In this work, we consider a fundamental task in quantum many-body physics - finding and learning ground states of quantum Hamiltonians and their properties. Recent works have studied the task of predicting the ground state expectation value of sums of geometrically local observables by learning from data. For short-range gapped Hamiltonians, a sample complexity that is logarithmic in the number of qubits and quasipolynomial in the error was obtained. Here we extend these results beyond the local requirements on both Hamiltonians and observables, motivated by the relevance of long-range interactions in molecular and atomic systems. For interactions decaying as a power law with exponent greater than twice the dimension of the system, we recover the same efficient logarithmic scaling with respect to the number of qubits, but the dependence on the error worsens to exponential. Further, we show that learning algorithms equivariant under the automorphism group of the interaction hypergraph achieve a sample complexity reduction, leading in particular to a constant number of samples for learning sums of local observables in systems with periodic boundary conditions. We demonstrate the efficient scaling in practice by learning from DMRG simulations of $1$D long-range and disordered systems with up to $128$ qubits. Finally, we provide an analysis of the concentration of expectation values of global observables stemming from the central limit theorem, resulting in increased prediction accuracy.
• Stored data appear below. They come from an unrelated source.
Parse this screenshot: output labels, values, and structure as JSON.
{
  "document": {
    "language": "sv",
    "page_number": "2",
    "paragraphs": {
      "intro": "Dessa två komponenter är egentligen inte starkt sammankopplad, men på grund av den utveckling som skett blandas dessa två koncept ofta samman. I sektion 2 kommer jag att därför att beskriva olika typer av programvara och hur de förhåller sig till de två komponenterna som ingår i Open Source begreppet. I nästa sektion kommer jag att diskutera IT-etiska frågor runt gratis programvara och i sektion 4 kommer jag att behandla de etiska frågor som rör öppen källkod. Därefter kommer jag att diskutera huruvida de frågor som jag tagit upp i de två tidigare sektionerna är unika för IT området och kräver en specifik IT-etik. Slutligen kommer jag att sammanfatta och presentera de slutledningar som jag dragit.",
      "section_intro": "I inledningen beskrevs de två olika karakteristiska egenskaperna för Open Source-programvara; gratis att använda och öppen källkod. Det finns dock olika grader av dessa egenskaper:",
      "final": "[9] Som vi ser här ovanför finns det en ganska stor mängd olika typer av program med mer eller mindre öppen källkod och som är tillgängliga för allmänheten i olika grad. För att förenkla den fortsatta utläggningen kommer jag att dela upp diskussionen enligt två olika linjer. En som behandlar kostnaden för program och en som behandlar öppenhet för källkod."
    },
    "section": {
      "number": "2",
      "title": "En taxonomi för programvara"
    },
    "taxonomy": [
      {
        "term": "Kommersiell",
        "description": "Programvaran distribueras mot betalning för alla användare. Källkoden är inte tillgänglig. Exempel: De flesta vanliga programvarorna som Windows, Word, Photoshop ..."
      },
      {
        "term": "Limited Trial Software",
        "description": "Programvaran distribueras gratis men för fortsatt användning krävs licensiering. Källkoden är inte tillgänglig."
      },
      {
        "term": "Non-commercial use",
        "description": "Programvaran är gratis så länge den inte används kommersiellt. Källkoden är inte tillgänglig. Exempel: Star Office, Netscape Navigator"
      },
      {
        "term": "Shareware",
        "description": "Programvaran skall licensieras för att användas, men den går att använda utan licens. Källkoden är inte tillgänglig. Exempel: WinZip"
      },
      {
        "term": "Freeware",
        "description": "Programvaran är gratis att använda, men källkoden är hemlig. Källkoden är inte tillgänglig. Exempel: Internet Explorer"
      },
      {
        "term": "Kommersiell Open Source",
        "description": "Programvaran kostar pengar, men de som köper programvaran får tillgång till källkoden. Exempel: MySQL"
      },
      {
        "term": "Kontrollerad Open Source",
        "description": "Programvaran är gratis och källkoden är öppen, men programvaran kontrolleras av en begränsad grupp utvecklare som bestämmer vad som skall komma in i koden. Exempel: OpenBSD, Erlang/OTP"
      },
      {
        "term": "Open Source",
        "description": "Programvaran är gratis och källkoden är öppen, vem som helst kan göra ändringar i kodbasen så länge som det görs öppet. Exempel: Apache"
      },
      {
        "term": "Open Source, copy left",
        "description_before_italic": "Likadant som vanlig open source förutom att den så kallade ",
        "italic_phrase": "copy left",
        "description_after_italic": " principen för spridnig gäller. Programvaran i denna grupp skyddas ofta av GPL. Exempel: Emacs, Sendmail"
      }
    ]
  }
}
翻译：在这项工作中，我们考虑了量子多体物理中的一个基本任务——寻找和学习量子哈密顿量的基态及其性质。近期研究通过从数据中学习，探讨了预测几何局域可观测量之和的基态期望值这一任务。对于短程能隙哈密顿量，已有工作实现了与量子比特数呈对数关系、与误差呈拟多项式关系的样本复杂度。在此，我们受分子和原子系统中长程相互作用相关性的启发，将上述结果推广至哈密顿量和可观测量均无需局域性的情形。对于以幂律形式衰减（指数大于系统维度的两倍）的相互作用，我们恢复了与量子比特数相同的对数高效标度，但误差依赖关系恶化至指数级。进一步，我们证明了在相互作用超图的自同构群下具有等变性的学习算法能够降低样本复杂度，特别地，对于周期边界系统中局域可观测量之和的学习，仅需常数个样本。我们通过对最多128个量子比特的一维长程和无序系统进行DMRM模拟，从实践角度验证了这种高效标度。最后，我们基于中心极限定理给出了全局可观测量期望值的集中性分析，从而提升了预测精度。